Kebiasaan saling menyakiti bermuara pada sulit bagi pasangan untuk mengenali rasa sakit hati, juga sukar untuk mengenali kemarahan. Selama sepasang kekasih menyangkal bahwa masing-masing merasa marah atas kekecewaan dan rasa pedih dihati yang belum terselesaikan, maka keluarga Kristen tidak akan mengatasi masalah tersebut apalagi menuntaskannya. Persoalan mulai menumpuk hingga menunggu saatnya meledak. Perlu disadari dimana ada pelanggaran, disitu ada yang terluka. Dan dimana ada luka yang tidak terungkap dan terselesaikan, disitu ada kemarahan. Kemarahan adalah awal kehancuran dan dosa bertumbuh.

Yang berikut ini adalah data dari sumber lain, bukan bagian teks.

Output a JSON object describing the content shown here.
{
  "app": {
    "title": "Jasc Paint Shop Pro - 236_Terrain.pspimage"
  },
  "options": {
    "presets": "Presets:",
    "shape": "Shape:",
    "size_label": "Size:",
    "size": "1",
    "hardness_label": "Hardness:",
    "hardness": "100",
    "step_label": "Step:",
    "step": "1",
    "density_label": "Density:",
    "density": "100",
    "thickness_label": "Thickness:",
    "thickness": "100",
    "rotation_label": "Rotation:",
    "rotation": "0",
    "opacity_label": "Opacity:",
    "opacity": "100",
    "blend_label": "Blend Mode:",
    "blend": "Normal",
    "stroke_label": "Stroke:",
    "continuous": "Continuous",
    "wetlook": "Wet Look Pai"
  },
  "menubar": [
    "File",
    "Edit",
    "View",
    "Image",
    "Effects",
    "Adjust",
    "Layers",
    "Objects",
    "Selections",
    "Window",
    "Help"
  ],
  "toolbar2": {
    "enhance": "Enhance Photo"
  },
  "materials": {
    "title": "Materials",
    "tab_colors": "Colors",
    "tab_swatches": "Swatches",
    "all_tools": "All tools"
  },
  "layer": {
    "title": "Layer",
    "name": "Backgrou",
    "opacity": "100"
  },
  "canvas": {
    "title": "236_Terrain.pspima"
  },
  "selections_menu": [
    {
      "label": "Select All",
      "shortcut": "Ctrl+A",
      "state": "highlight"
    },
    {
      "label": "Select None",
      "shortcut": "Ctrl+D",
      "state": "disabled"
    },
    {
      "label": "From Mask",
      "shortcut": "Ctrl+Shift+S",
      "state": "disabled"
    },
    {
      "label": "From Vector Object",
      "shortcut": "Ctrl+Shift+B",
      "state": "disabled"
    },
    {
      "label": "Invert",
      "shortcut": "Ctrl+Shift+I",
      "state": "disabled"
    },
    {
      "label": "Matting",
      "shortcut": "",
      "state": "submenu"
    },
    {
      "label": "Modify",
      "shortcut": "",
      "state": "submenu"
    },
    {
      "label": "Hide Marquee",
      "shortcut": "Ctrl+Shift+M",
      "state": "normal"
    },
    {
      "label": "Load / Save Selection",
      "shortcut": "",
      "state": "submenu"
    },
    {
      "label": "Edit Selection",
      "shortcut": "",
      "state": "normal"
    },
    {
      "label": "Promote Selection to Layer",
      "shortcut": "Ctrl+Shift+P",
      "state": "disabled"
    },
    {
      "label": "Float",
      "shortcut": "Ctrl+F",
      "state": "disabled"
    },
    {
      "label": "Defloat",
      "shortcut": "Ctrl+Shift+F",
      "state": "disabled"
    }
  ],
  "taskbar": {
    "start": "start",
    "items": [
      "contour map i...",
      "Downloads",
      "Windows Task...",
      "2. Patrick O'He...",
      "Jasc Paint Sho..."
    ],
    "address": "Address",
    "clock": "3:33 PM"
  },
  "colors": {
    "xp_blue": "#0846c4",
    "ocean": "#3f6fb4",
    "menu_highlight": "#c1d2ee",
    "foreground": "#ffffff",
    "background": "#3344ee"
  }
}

Awal musabab kemarahan dalam suatu situasi dapat membingungkan. Sementara sebagian besar waktu kemarahan diakibatkan oleh kejadian atau peristiwa saat ini, tetapi kemarahan dapat dipindahkan – dipicu oleh satu orang atau kejadian akan tetapi pelampiasannya kepada orang lain. seperti, suami atau istri menelepon untuk memberitahu bahwa akan terlambat pulang hingga tidak bisa makan malam bersama di rumah. Pasangan menutup telepon, namun sepanjang makan malam melampiaskan amarah kepada orang rumah, tentu saja ada anak-anak yang tidak paham menerima kemarahan yang tidak mendasar serta menimbulkan luka batin.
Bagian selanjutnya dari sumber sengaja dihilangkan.